Fixed-point atan2

2012/12/27

First published February 6, 2012 then taken down for revision. Updated further in January 2017 to correct errors and expand explanations.

atan2 is a freaking useful function: given some y and x^*, it computes their “four-quadrant” arctangent^†, which is basically that coordinate’s angle in polar form.
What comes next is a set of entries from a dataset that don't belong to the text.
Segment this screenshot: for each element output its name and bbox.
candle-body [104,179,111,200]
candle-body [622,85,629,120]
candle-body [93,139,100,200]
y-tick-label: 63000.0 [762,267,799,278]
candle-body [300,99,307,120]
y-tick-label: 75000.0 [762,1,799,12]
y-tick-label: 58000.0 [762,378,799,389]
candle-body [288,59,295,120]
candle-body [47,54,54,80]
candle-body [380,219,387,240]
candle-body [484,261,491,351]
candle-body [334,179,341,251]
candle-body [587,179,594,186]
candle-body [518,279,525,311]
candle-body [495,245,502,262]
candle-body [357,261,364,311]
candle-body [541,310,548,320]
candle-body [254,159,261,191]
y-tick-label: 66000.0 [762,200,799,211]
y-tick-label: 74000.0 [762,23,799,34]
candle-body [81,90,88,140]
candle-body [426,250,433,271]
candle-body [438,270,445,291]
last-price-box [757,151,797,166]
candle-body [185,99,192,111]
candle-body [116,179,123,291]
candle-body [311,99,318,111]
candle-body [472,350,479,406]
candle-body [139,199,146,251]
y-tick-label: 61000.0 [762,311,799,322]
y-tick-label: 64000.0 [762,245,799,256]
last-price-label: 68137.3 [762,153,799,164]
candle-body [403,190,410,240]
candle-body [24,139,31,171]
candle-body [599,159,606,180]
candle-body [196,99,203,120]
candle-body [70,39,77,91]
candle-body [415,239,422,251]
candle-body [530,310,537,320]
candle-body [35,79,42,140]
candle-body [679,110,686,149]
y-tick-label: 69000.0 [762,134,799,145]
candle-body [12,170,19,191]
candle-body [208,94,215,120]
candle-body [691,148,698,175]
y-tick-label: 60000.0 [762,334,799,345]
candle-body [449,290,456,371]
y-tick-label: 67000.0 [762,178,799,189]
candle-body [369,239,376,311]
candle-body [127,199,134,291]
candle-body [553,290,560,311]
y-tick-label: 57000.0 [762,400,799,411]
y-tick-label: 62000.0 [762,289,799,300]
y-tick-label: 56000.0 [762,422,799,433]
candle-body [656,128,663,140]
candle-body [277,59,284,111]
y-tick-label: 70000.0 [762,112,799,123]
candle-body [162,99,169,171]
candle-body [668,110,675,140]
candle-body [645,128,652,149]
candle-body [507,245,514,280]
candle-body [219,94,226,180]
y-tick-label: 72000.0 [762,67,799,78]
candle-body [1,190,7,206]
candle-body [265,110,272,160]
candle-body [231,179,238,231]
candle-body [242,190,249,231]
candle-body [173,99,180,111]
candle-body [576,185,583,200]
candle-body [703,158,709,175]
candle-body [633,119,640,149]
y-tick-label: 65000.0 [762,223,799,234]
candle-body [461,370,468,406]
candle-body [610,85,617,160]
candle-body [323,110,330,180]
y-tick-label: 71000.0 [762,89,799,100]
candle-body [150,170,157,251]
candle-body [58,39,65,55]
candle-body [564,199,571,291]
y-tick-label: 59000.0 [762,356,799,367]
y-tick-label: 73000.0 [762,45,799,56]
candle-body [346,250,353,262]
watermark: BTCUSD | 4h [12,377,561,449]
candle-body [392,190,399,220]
These two beautiful Wikipedia diagrams explain why it’s so much better than the naïve atan(y/x):

It also shows the reasons why I suffered a stroke of unsanity and whipped up my own atan2 function in Q15 fixed point/1.0.15/1.15/whycan’twehaveonenameforthis format that’s so commonly used by DSP chips:

You see how smooth that thing is? That’s because it was generated in some high-falutin’ floating point on a fancy machine with a sweet FPU. Well, I program itty-bitty embedded microcontrollers with nary a hardware integer divider, so I use fixed-point arithmetic for my math. One of the more popular fixed-point formats is Q15, which is taking a 16-bit signed two’s complement integer^‡ and instead of having it represent $[- 32768, 32767]$ , have it represent $[- 1, 1 - 2^{- 15}]$ ^§. I used it out of convenience since I knew a few of the tricks for making Q15 computations go fast.
The range on atan2 output is $[- π, π]$ . That’s nice and mathemagicatical, but not so useful an angle representation on a microcontroller. See, first, that doesn’t fit inside of a Q15 number. Then even if it did, it’d still be wasteful to have your angle’s range be bookended by transcendental numbers. You got only 16 bits! You want every possible 16-bit number to be a valid and useful angle, evenly covering the whole range of possible angular positions still without redundancy. For example, there shouldn’t be different representations for both $\frac{2}{3} π$ and $- \frac{4}{3} π$ , since they’re the same angular position. So, let’s map our 16-bit range $[- 2^{15}, 2^{15} - 1]$ or $[- 32768, 32767]$ to (almost) a full turn of the circle $[- \frac{2^{15}}{2^{16}} turns, \frac{2^{15} - 1}{2^{16}} turns]$ which is really $[- \frac{1}{2} turns, \frac{32767}{65536} turns]$ .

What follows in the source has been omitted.